Tuan, malam-malam kini kerap semakin kejam mengurungku dalam gigil, memenjarakan ingatan-ingatan tentang luka lama yang tak lagi ingin ku ingat sebagai asa atau apapun namanya. Aku kerap diserang cibir yang berkata bahwasanya aku bak sungai yang mengharap samudera, bahwasanya aku terlalu bodoh kata mereka memelihara luka dan menanti orang yang tak lagi kelihatan raganya. Bahwasanya mereka menyuruhku berbuat apa-apa yang mereka kehendaki, apa-apa yang mereka yakini. Sedang aku hanya bisa tertunduk menahan malu seraya mayakinkan diriku bahwa derita ini takkan setia membelenggu. Ku tutup sajalah telingaku, agar tak dapat lagi mereka menyakiti hati yang memang tengah nestapa.
Tuan, aku kerap membayangkan bahagia-bahagia kecil yang kelak tercipta jikalau kau sampai di tempatku. Mungkin akan tak banyak kata yang akan ku kata. Hanyalah pelukan-pelukan yang tercipta tuk ucap segala rasa yang tak berdaya aku lisankan.
Tuan, Tuan taukah bahwasanya aku mencoba mencintai apa-apa yang kau suka betapapun aku tak menyukainya.
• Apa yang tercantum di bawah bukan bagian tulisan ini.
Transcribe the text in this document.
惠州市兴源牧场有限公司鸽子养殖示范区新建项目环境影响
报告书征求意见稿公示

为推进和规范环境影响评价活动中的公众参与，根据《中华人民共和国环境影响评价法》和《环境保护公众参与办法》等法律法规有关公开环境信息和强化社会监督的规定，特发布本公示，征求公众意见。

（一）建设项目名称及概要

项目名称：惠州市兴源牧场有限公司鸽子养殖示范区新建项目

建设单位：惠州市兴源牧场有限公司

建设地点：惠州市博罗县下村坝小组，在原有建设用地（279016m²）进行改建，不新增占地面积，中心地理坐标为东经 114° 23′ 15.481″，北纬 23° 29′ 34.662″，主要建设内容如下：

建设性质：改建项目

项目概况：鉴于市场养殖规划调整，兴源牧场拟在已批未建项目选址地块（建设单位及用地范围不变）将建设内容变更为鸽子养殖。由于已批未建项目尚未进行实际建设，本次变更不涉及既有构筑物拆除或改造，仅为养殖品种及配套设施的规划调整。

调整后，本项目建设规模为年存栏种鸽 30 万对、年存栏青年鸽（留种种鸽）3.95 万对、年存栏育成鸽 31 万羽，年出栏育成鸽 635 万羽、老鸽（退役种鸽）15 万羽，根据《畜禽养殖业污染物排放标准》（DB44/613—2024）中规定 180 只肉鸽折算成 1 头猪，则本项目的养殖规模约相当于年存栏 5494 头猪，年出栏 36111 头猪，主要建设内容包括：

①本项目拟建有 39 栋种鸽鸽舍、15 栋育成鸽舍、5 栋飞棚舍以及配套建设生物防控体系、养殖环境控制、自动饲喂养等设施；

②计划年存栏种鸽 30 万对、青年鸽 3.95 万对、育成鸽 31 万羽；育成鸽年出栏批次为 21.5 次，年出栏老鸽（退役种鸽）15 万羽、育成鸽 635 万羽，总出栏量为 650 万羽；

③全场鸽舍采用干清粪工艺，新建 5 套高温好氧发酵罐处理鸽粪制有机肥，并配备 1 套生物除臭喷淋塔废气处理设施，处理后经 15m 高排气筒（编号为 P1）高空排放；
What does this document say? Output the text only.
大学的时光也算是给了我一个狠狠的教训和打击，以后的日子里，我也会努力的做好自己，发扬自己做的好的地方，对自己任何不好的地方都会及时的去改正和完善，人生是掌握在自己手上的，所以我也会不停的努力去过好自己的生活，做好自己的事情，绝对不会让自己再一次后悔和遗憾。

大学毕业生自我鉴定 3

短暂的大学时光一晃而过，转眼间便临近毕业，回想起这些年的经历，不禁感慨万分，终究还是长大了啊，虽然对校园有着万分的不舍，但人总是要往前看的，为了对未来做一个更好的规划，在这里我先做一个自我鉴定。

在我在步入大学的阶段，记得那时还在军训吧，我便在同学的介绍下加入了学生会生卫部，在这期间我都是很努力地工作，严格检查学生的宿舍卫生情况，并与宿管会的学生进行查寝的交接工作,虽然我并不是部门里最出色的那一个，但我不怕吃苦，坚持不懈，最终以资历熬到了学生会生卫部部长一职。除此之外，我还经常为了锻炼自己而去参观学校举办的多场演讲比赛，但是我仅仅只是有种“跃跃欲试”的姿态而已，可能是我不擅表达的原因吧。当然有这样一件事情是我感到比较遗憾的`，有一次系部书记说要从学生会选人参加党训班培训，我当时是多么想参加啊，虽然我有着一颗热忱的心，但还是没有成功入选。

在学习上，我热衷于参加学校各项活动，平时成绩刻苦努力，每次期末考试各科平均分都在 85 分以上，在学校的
Bahwasanya aku tak hanya ingin mencintai keelokanmu saja melainkan berusaha menyukai apa-apa yang menjadi kurangmu. Maafkanlah aku, jikalau kini aku hanya mampu memelukmu dalam doa-doa. Janganlah berlelah hati, semua akan ada masanya jua. Barangkali semesta menginginkan kita bekerja lebih keras lagi, maka biarlah kita selesaikan urusan kita seraya membiarkan semesta menepati janjinya.
Tuan, berdoalah kepada Tuhanmu agar kita segera dipertemukan waktu. Kelak di langit kan terbingkai doa kita berdua dan berwujud menjadi nyata. Tak banyak pun inginku. Hanyalah sebuah temu agar aku dapat memulai rindu yang baru. Kalau-kalau kelak kau kan pergi lebih lama lagi aku tak terlalu merasa nestapa mengharap asa. Sebab aku pun cukup mengerti bahwasanya kau perlu meraih cita-citamu sebagai lelaki.
Tuan, jikalau Sang Ilahi Robbi mengizinkan kita tuk lebih lama lagi, aku tak berkeberatan jikalau mesti menyimpan rindu lebih panjang lagi. Lantaran janjiNya tak pernah ingkar, tak perlulah aku meragu akan takdirNya. Sebab waktu pasti mempertemukan tiap hati yang ditakdirkan bersama. Aku kan menabahkan hatiku tuk menjaga segala apa yang kau katakan, sekiranya saja kau memintaku untuk itu, Tuan.
Tuan, terkadang kala aku sedang terduduk mengenang semua, kau pun hadir dalam bentuk yang lain. Ingatan tentang aromamu yang kerap selewat datang bersama angin. Aku sangat menyukai jikalau ingatan tentang aromamu itu datang walau sekejap, sebab aku dapat rasakan kembali hadirmu yang menjelma lewat sela-sela angin dengan cantiknya.
Teruntukmu Tuan, aku tak pernah mampu melenyapkanmu dalam ingatan. Sehebat apapun caraku berusaha, tentu ada sajalah segala yang mengingatkanku kembali. Semesta mungkin tak ingin jikalau kita terlupa, maka ia tak izinkan aku lupa barang semenit saja. Maka kiranya sebab itu, lekaslah kemari, agar menyatakan apa-apa yang tertinggal tersamar. Agar abadilah segala rasa yang belu berani ku sebutkan namanya, hingga nanti Sang Ilahi mengizinkan waktunya tiba. Teruntukmu Tuan yang ku cintai dari jauh, peliharalah rasamu layaknya aku menjaga rasaku. Tetaplah berjuang sebab ada setiap aku dalam doa.
Tertanda, aku yang berada sekian jauhnya dari tempatmu berada.